29.11.04

tale of the dreaming

"esse é o seu sonho?"
"como?"

a menina olhava para o homem com um olhar de quem acabou de descobrir um grande segredo.

"esse lugar... é o seu sonho, né?"
"eu... eu não sei. como vim parar aqui"?
"ora, como todos os outros. ou vc é parte de um sonho, ou é um sonhador!"
"ah! acho que nunca fui um sonho."
"viu? eu sabia!!! estamos no seu sonho."
"hummm... e o que eu... huh... nós faremos agora?"
"não sei, o sonho é seu, ué!"

o homem olha a sua volta, tentando organizar seus pensamentos, mas a última coisa que se lembra é de ir para a cama. às 11h, como fizera todas as noites, nos últimos 27 anos. tudo aquilo era muito insólito, mas de alguma maneira, ele não sentia medo. só uma pequena confusão.
de qualquer maneira, a menina parecia estar perdendo a paciência.

"seus sonhos são sempre assim tão chatos?"
"o quê?"
"nada tá acontecendo. por que vc não sonha com princesas e dragões mágicos e cavaleiros de armadura?"
"cavaleiros? acho que realmente nunca sonhei com isso, menininha."
"humpf... que saco!"
"ei! calma."
"eu conheço um dragão! ele pode se juntar a nós, pode?"
"um dragão???"
"ééééééééé! dragão!!!! ei, dragão!!!! dragããããããããããããããããão!!!!"

o homem olha incrédulo para a menina por alguns instantes, até perceber uma sombra se formando atrás dele.

"o que vc quer?"

uma voz faz tremer o ar. o rapaz fecha os olhos, dizendo a si mesmo que aquilo devia ser uma brincadeira.

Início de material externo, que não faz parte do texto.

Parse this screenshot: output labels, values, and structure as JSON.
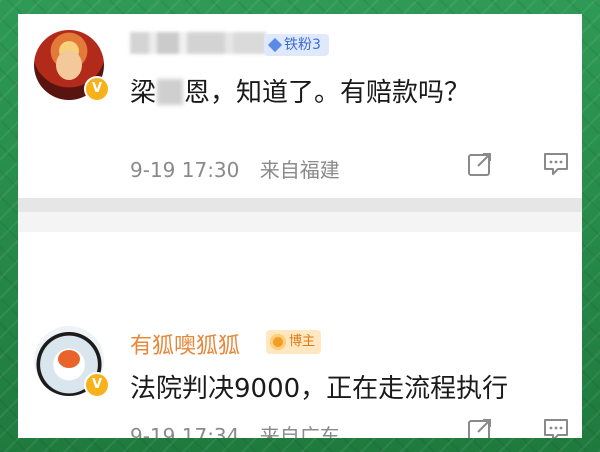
{
  "colors": {
    "accent_orange": "#e8873a",
    "fan_blue": "#3d6ccf",
    "meta_gray": "#8a8a8a",
    "frame_green": "#2f8a4c"
  },
  "comments": [
    {
      "username_obscured": true,
      "badge": {
        "icon": "diamond-icon",
        "label": "铁粉3"
      },
      "text_before": "梁",
      "text_after": "恩，知道了。有赔款吗？",
      "time": "9-19 17:30",
      "location": "来自福建",
      "actions": [
        {
          "icon": "share-icon"
        },
        {
          "icon": "comment-icon"
        }
      ]
    },
    {
      "username": "有狐噢狐狐",
      "badge": {
        "icon": "medal-icon",
        "label": "博主"
      },
      "text": "法院判决9000，正在走流程执行",
      "time": "9-19 17:34",
      "location": "来自广东",
      "actions": [
        {
          "icon": "share-icon"
        },
        {
          "icon": "comment-icon"
        }
      ]
    }
  ]
}
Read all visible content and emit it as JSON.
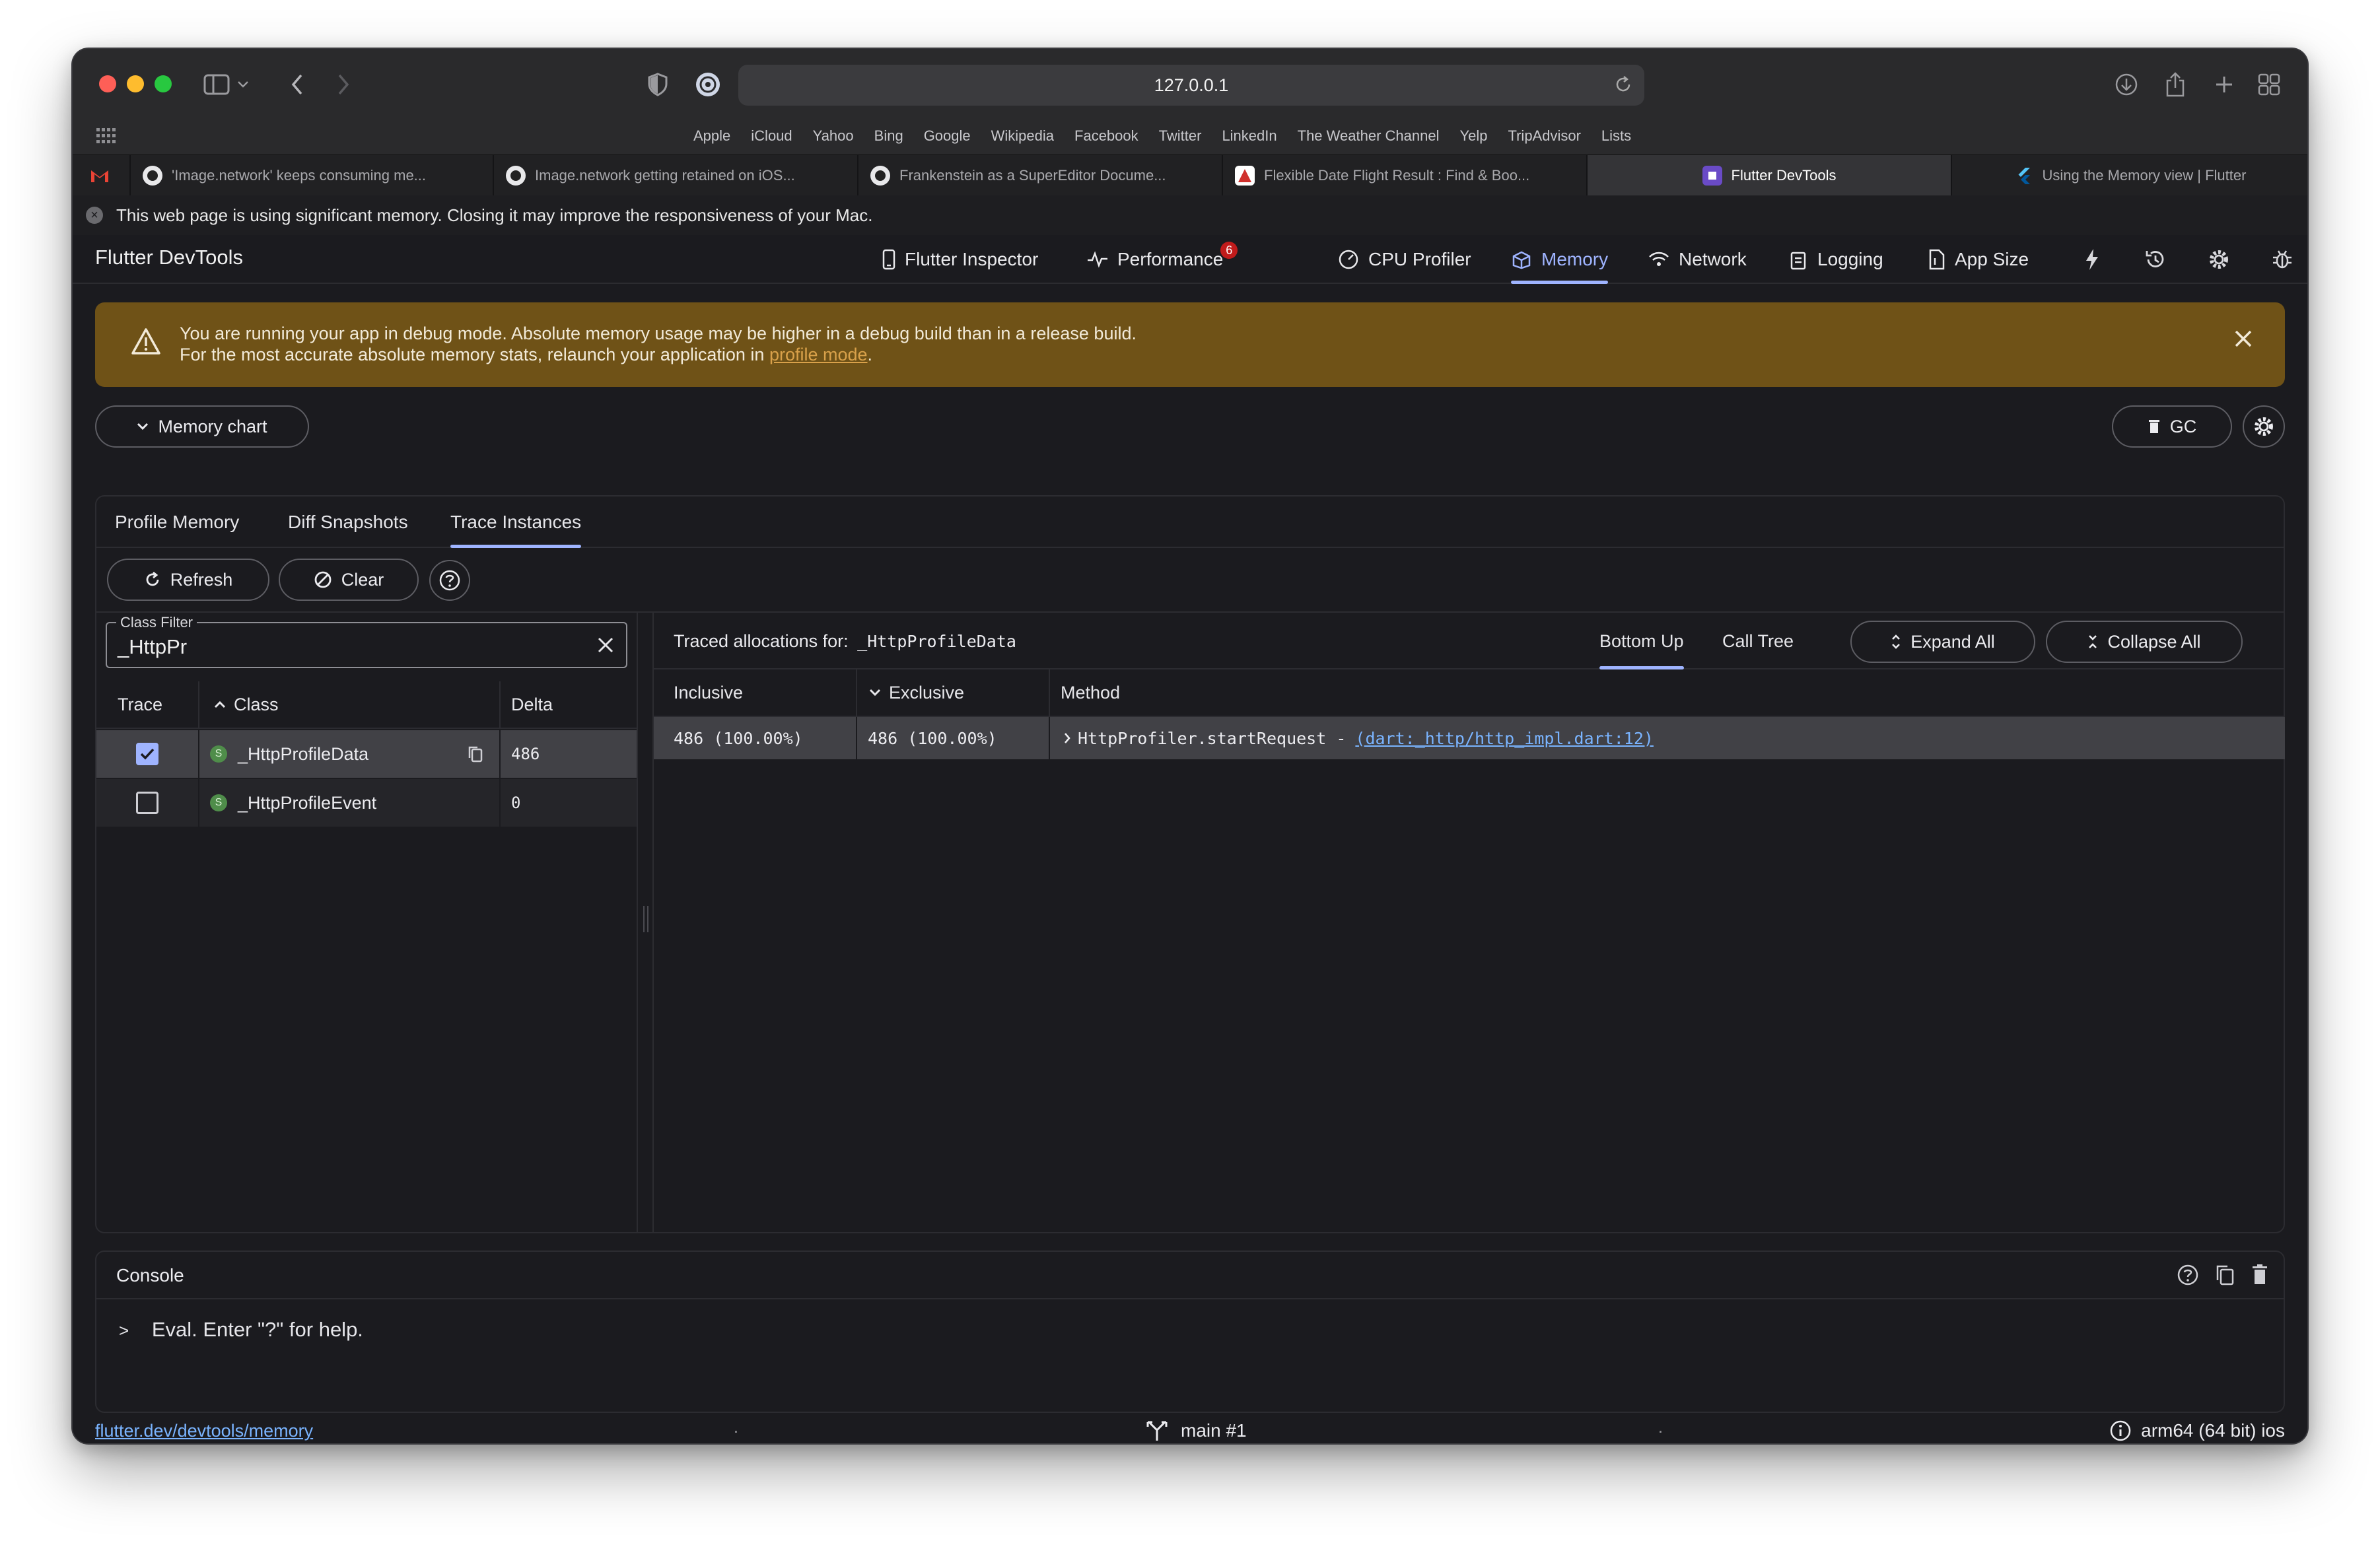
{
  "browser": {
    "url": "127.0.0.1",
    "bookmarks": [
      "Apple",
      "iCloud",
      "Yahoo",
      "Bing",
      "Google",
      "Wikipedia",
      "Facebook",
      "Twitter",
      "LinkedIn",
      "The Weather Channel",
      "Yelp",
      "TripAdvisor",
      "Lists"
    ],
    "tabs": [
      {
        "label": "'Image.network' keeps consuming me..."
      },
      {
        "label": "Image.network getting retained on iOS..."
      },
      {
        "label": "Frankenstein as a SuperEditor Docume..."
      },
      {
        "label": "Flexible Date Flight Result : Find & Boo..."
      },
      {
        "label": "Flutter DevTools"
      },
      {
        "label": "Using the Memory view | Flutter"
      }
    ],
    "memory_warning": "This web page is using significant memory. Closing it may improve the responsiveness of your Mac."
  },
  "devtools": {
    "title": "Flutter DevTools",
    "nav": [
      {
        "label": "Flutter Inspector"
      },
      {
        "label": "Performance",
        "badge": "6"
      },
      {
        "label": "CPU Profiler"
      },
      {
        "label": "Memory"
      },
      {
        "label": "Network"
      },
      {
        "label": "Logging"
      },
      {
        "label": "App Size"
      }
    ],
    "banner": {
      "line1": "You are running your app in debug mode. Absolute memory usage may be higher in a debug build than in a release build.",
      "line2_prefix": "For the most accurate absolute memory stats, relaunch your application in ",
      "line2_link": "profile mode",
      "line2_suffix": "."
    },
    "memory_chart_label": "Memory chart",
    "gc_label": "GC",
    "subtabs": [
      "Profile Memory",
      "Diff Snapshots",
      "Trace Instances"
    ],
    "actions": {
      "refresh": "Refresh",
      "clear": "Clear"
    },
    "class_filter": {
      "label": "Class Filter",
      "value": "_HttpPr"
    },
    "class_table": {
      "headers": {
        "trace": "Trace",
        "class": "Class",
        "delta": "Delta"
      },
      "rows": [
        {
          "class": "_HttpProfileData",
          "delta": "486",
          "checked": true
        },
        {
          "class": "_HttpProfileEvent",
          "delta": "0",
          "checked": false
        }
      ]
    },
    "traced": {
      "title_prefix": "Traced allocations for:",
      "class_name": "_HttpProfileData",
      "tabs": [
        "Bottom Up",
        "Call Tree"
      ],
      "expand_all": "Expand All",
      "collapse_all": "Collapse All",
      "headers": {
        "inclusive": "Inclusive",
        "exclusive": "Exclusive",
        "method": "Method"
      },
      "rows": [
        {
          "inclusive": "486 (100.00%)",
          "exclusive": "486 (100.00%)",
          "method": "HttpProfiler.startRequest - ",
          "link": "(dart:_http/http_impl.dart:12)"
        }
      ]
    },
    "console": {
      "title": "Console",
      "prompt_symbol": ">",
      "prompt": "Eval. Enter \"?\" for help."
    },
    "status": {
      "link": "flutter.dev/devtools/memory",
      "isolate": "main #1",
      "device": "arm64 (64 bit) ios"
    }
  }
}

"oi, dragão! eu queria saber se vc pode ser parte do sonho desse moço aí, ó."
"hummmm... está bem... mas ele é meio franzino para um cavaleiro. e a princesa, onde está?"

o homem vira-se para trás. e a alguns passos, um enorme dragão vermelho está sentado sobre a cauda, com uma das patas sobre o joelho, apoiando o rosto.

"por deus!!!!!!"

o dragão olha assustado a sua volta:

"o que foi?"
"vc! vc é um dragão!!!"
"ah... vc é perspicaz. o que fez vc tirar essa conclusão, hein? imagino se foram as escamas vermelhas que recobrem meu corpo, ou talvez as asas... certamente não foi a minha singela cauda."
"que lugar é esse??? o que está acontecendo aqui????"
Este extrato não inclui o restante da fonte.